Monsieur Raphaël Esrail a ensuite pris la parole, suivi de Monsieur Serge Klarsfeld.
 
Puis, timidement mais sûrement, Serge Hoffman s'est approché du pupitre et a livré le récit poignant de ce qu'il a vécu ces 16 et 17 juillet 1942. Rappelant le geste de sa mère qui sépare d'elle lui et son frère, il parle de lui comme d'un miraculé. Aujourd'hui encore, il ne peut s'expliquer d'être vivant. Dans un hommage saisissant rendu aux enfants du Vel d'Hiv, Serge Hoffman, tout en pudeur, a convoqué les souvenirs douloureux de ces jours de rafle. 
 
N'ayant pas pu se rendre à la cérémonie, le président du Comité français pour Yad Vashem, Pierre-François Veil, avait tenu à adresser un message, lu par Madame Korenbaum, déléguée régionale du Comité français Yad Vashem. Benjamin Duhamel, descendant de Juste, a ensuite livré un discours très applaudi, rendant hommage à son arrière-grand-père et à son acte heroïque de sauvetage, qui lui vaut d'être reconnu Juste parmi les Nations. 
 
La cérémonie s'est poursuivie par une allocution très attendue du Président du Crif, Francis Kalifat. Au-delà de la question de la mémoire, qui doit désormais être entretenue alors que la plupart des témoins directs de la Shoah ont disparu, il a rappelé, inquiet, le problème des violences antisémites : "les Français juifs représentent moins de 1% de la population et à eux seuls, ils concentrent près de 35% de la totalité des actes racistes commis en France". 
Francis Kalifat a également profité de la cérémonie pour rendre un ultime hommage à Claude Lanzmann et Simone Veil.
Enfin, le Premier ministre Edouard Philippe a livré un discours saisissant, en débutant son allocution par la lecture d'une lettre d'une petite fille à son père : "Cher papa, on nous emmène au Vélodrome d’Hiver, mais faut pas nous écrire maintenant parce que c’est pas sûr qu’on restera là. Je t’embrasse bien fort et maman aussi. Ta petite fille qui pense toujours à toi".
 
Edouard Philippe a souligné la responsabilité de la France dans la rafle du Vel d'hiv de juillet 1942. "Durant ces jours sombres, la France a trahi", a-t-il notamment déclaré.

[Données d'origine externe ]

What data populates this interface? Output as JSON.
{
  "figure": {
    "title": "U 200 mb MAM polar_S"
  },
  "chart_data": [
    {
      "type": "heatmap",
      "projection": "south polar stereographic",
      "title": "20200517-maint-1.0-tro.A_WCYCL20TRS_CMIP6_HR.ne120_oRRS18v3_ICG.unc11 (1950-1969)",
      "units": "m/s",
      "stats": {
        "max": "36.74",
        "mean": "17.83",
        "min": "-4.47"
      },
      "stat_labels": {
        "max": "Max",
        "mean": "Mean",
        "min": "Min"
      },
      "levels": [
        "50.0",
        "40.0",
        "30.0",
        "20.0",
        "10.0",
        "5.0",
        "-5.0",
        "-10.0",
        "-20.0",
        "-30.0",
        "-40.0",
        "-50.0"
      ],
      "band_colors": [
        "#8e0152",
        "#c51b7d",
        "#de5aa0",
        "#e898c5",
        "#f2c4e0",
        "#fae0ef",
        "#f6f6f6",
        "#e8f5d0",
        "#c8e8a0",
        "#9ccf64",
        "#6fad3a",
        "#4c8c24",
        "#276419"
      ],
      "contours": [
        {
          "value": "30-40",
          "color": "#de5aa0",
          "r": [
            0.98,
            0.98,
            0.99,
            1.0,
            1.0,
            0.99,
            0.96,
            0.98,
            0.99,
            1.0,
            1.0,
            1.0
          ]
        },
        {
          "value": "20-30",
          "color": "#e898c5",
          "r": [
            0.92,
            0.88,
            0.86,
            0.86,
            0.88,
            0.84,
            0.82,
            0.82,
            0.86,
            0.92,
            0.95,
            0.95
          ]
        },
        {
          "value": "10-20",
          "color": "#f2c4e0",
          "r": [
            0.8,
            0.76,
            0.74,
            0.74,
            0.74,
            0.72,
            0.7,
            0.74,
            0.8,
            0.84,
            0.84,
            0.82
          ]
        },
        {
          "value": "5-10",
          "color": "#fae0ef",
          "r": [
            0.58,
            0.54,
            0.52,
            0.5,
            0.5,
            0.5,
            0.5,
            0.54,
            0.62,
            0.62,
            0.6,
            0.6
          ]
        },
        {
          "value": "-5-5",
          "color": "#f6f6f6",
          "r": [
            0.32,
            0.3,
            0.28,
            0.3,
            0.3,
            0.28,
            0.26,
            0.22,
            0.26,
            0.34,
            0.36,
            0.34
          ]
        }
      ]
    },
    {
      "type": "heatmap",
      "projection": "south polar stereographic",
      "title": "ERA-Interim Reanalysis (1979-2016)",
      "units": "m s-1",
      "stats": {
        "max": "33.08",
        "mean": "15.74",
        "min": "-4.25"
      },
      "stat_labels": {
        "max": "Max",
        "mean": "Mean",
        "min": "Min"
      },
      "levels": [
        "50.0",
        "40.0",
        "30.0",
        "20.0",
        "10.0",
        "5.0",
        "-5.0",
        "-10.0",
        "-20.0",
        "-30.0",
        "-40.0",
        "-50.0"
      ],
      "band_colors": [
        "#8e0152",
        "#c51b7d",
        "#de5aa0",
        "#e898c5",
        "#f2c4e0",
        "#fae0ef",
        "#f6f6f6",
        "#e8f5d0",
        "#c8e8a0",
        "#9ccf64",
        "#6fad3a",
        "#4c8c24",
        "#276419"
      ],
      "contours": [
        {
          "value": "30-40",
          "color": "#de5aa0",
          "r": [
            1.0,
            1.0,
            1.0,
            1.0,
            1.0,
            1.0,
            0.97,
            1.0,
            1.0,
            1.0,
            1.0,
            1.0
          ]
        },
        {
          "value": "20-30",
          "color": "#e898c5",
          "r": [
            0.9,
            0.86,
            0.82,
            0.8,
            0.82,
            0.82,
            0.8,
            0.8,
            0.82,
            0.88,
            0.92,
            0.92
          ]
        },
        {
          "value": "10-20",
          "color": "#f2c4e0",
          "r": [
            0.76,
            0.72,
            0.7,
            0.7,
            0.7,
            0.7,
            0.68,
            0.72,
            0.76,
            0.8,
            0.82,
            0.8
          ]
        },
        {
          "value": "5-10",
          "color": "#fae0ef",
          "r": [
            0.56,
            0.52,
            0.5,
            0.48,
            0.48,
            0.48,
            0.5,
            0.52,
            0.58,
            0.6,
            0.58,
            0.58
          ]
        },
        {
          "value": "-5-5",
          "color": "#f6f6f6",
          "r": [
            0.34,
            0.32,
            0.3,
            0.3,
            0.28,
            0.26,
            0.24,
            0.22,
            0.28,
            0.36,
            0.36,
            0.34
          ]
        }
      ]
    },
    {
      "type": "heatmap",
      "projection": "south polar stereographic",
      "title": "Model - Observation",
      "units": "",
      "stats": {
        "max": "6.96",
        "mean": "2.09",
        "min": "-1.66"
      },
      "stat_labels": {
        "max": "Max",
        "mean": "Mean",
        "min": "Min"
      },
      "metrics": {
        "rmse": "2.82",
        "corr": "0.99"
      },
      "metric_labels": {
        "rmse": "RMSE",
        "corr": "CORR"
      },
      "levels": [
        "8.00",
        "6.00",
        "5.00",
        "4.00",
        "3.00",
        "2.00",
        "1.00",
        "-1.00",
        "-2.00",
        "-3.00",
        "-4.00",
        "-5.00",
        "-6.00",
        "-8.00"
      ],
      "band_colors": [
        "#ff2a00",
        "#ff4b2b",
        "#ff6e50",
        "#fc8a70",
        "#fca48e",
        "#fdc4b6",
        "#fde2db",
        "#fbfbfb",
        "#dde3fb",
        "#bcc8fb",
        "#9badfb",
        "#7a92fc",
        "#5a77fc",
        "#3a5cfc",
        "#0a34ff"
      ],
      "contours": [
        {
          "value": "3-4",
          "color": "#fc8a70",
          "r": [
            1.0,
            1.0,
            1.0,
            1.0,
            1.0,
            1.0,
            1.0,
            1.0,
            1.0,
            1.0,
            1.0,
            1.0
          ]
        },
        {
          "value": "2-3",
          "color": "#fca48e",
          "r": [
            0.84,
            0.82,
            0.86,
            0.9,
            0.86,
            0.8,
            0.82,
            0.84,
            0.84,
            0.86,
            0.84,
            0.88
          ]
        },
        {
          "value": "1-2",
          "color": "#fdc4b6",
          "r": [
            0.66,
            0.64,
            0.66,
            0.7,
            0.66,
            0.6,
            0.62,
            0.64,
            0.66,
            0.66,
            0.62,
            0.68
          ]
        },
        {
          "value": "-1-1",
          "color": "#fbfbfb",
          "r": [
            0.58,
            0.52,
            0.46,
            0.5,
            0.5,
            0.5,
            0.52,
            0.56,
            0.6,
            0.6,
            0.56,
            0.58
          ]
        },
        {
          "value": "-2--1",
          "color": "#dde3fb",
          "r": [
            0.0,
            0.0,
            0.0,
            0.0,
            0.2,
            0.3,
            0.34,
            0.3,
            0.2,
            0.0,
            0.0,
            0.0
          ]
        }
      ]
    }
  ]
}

Le Premier ministre français a également annoncé un renforcement des services dédiés à la restitution aux Juifs des biens culturels spoliés pendant l'Occupation. "Il est un domaine dans lequel nous devons faire mieux, celui de la restitution des biens culturels", a déclaré le chef du gouvernement avant de poursuivre : "J'ai décidé de doter la CIVS (Commission pour l'indemnisation des victimes de spoliations) d'une nouvelle compétence, celle de pouvoir recommander la restitution de ces œuvres, ou à défaut d'indemniser les personnes concernées".

Rappelant son plan de lutte contre le racisme et l'antisémitisme lancé en mars, Edouard Philippe a aussi réitéré sa "volonté absolue de modifier le droit français comme le droit européen pour supprimer les contenus haineux sur Internet, pour en démasquer et en punir les auteurs". Les conclusions d'une mission confiée à l'enseignant franco-algérien Karim Amellal, à la députée LREM Laetitia Avia et au vice-président du Crif Gil Taïeb sont vivement attendues.

A la fin de la cérémonie, chacun a repris sa voiture, le métro ou est rentré chez lui à pieds. Chacun a pu entendre les rires des petits parisiens se fondre dans le murmure de la ville. Chacun avait quelque part dans le coeur les noms d'autres petits parisiens, réveillés à l'aube un matin de juillet et dont il ne reste aujourd'hui que la mémoire tenace.